- Created by: Howard Davidson
- Presented by: Dave Chapman
- Country of origin: United Kingdom
- Original language: English
- No. of series: 1
- No. of episodes: 13

Production
- Running time: 60 minutes
- Production company: Tiger Aspect Productions

Original release
- Network: BBC Two CBBC
- Release: 26 July – 24 October 2009

= Undercover Dads! =

Undercover Dads is a cult British television programme popular with both kids and adults. Created by format producer Howard Davidson, it first aired on BBC2 and CBBC in 2009. Presented by comedian, actor and puppeteer Dave Chapman (The Slammer, The Thick of It, Shooting Stars, Dick and Dom in Da Bungalow), the show challenges a hard-working dad to get to know his kids, bring his family closer together and win them prizes....by dressing up as made-up TV expert 'Mega Nanny' and spending two whole days in their company without them realising it.

==Premise==
The kids think that dad has gone away for work, but he's actually been in a make-up van just around the corner, being fitted with a prosthetic mask and dressed up as a lady. He has also spent some time at 'Nanny Boot Camp' learning how to walk and talk like a lady.
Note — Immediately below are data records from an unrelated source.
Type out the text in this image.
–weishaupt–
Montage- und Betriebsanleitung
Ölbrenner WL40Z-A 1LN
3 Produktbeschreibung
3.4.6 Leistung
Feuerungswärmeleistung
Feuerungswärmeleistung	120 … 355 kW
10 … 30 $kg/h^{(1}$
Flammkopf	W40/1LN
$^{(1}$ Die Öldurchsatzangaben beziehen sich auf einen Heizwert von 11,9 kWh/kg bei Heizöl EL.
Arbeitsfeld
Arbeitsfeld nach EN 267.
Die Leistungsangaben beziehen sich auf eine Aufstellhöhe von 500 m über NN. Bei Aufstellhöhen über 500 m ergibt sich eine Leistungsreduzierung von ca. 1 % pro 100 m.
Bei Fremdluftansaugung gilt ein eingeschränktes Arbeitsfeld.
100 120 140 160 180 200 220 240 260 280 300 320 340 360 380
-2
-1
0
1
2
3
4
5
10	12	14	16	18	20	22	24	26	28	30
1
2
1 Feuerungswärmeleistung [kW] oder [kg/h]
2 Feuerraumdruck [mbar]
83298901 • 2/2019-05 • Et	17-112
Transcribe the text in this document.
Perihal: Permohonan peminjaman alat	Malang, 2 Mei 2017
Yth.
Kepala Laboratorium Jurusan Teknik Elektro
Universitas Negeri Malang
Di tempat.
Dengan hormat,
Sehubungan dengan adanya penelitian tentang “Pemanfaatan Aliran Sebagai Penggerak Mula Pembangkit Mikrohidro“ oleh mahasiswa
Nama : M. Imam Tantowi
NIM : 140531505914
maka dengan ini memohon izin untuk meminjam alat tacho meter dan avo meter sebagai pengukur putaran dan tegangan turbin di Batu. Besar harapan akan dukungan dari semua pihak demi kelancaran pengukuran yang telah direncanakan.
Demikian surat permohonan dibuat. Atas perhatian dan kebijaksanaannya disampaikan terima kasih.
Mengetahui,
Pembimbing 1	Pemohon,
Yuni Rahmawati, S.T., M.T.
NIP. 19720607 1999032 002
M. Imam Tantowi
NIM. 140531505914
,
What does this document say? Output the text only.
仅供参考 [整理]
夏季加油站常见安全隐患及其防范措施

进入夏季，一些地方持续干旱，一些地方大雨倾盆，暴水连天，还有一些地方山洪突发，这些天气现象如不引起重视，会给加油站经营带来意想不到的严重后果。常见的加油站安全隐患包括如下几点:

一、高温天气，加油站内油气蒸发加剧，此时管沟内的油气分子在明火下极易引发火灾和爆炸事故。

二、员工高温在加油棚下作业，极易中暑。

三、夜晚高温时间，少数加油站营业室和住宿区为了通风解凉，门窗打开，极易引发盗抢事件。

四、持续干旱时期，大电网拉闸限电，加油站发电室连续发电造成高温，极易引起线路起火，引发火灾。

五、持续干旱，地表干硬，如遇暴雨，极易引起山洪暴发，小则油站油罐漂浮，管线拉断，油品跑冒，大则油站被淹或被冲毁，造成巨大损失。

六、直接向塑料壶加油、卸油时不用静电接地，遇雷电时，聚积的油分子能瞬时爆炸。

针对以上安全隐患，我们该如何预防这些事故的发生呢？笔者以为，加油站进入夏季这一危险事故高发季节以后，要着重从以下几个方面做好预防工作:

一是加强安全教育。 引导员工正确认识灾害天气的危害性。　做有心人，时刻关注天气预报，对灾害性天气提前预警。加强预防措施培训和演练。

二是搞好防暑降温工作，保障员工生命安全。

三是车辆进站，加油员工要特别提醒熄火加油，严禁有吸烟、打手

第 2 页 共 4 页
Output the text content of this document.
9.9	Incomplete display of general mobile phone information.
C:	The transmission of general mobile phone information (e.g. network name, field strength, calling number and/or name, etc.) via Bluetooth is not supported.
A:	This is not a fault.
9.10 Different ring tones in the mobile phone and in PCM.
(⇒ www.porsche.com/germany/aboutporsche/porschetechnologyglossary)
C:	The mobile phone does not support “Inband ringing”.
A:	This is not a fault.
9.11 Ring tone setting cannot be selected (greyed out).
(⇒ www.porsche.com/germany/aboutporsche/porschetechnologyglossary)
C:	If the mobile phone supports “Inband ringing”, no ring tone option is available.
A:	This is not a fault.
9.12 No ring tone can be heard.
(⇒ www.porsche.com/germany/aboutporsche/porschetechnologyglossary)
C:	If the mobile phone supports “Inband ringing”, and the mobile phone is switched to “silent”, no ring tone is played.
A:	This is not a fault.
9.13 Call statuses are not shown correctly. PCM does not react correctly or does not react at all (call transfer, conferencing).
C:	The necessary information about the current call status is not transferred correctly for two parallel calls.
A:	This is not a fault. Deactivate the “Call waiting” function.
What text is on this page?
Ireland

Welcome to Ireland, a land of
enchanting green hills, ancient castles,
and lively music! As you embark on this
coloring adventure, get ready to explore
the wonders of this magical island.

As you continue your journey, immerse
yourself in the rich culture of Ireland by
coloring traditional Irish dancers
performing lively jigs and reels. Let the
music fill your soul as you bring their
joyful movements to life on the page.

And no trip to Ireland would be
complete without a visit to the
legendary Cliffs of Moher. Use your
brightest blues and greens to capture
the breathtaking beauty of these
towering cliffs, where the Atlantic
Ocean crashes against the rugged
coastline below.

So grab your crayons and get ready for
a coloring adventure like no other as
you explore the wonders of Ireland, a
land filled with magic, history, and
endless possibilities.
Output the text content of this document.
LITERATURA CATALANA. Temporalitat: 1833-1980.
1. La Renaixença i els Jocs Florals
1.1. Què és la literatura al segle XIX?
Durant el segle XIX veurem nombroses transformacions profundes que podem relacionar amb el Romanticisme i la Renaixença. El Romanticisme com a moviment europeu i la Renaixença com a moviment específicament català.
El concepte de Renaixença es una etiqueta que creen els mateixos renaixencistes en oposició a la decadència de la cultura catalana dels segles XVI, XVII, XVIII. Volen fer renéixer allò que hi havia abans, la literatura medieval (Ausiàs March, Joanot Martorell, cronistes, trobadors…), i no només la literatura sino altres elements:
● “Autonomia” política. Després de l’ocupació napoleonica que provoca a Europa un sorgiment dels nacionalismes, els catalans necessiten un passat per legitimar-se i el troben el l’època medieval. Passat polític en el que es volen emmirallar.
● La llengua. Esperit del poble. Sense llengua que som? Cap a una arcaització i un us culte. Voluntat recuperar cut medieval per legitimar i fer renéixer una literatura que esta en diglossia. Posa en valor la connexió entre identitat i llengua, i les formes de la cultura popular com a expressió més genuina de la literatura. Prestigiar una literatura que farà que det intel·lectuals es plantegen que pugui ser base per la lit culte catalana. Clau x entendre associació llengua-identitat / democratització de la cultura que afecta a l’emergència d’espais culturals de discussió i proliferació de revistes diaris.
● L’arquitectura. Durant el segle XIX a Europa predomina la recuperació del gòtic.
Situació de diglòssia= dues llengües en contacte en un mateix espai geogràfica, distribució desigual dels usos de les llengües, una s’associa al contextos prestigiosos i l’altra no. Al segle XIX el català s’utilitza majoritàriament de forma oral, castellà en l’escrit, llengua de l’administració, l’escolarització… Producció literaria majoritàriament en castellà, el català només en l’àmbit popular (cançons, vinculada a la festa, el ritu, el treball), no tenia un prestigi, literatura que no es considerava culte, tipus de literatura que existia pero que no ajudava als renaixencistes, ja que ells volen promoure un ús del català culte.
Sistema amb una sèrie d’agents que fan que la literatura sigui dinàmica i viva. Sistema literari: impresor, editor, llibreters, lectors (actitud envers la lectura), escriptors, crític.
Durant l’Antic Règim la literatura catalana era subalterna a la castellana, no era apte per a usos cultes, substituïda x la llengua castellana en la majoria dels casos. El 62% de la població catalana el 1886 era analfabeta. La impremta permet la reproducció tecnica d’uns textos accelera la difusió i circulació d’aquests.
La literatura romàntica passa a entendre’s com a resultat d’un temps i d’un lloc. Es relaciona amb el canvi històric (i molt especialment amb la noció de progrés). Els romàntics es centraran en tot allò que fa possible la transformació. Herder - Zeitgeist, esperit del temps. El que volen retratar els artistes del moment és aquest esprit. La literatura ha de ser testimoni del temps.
Over the course of the show, Dad (aka Mega Nanny), must complete a series of comedy challenges with the help of Mum and Dave Chapman. For example, in the first challenge '..And a Sausage Roll', he must make a phone call to a shop, as a lady, and order various bizarre things, including a Sausage Roll. In 'Where's Your Wig At?', he must enter the house without his wig on, and rescue it, without the kids spotting him. Each secret challenge, if successfully completed, wins the kids a family day out.

During the two days, he will also find out what the kids think of their home lives and how they'd like to change Dad (EG play with them more, not watch telly or talk about soccer all the time). Often the dads are quite shocked at what their kids say. At the end of the two days, Mega Nanny's true identity is revealed, and Dad will face one final challenge, a quiz to prove that over the two days, he has got to know the kids better. If he passes, he'll get to join them on those family prizes – if he fails, he has to help them with their homework for a month.

==Production and showtimes==
The show was produced in the UK by Tiger Aspect Productions and airs Sundays 9am on BBC2, with repeats on Saturdays 5:15pm on CBBC.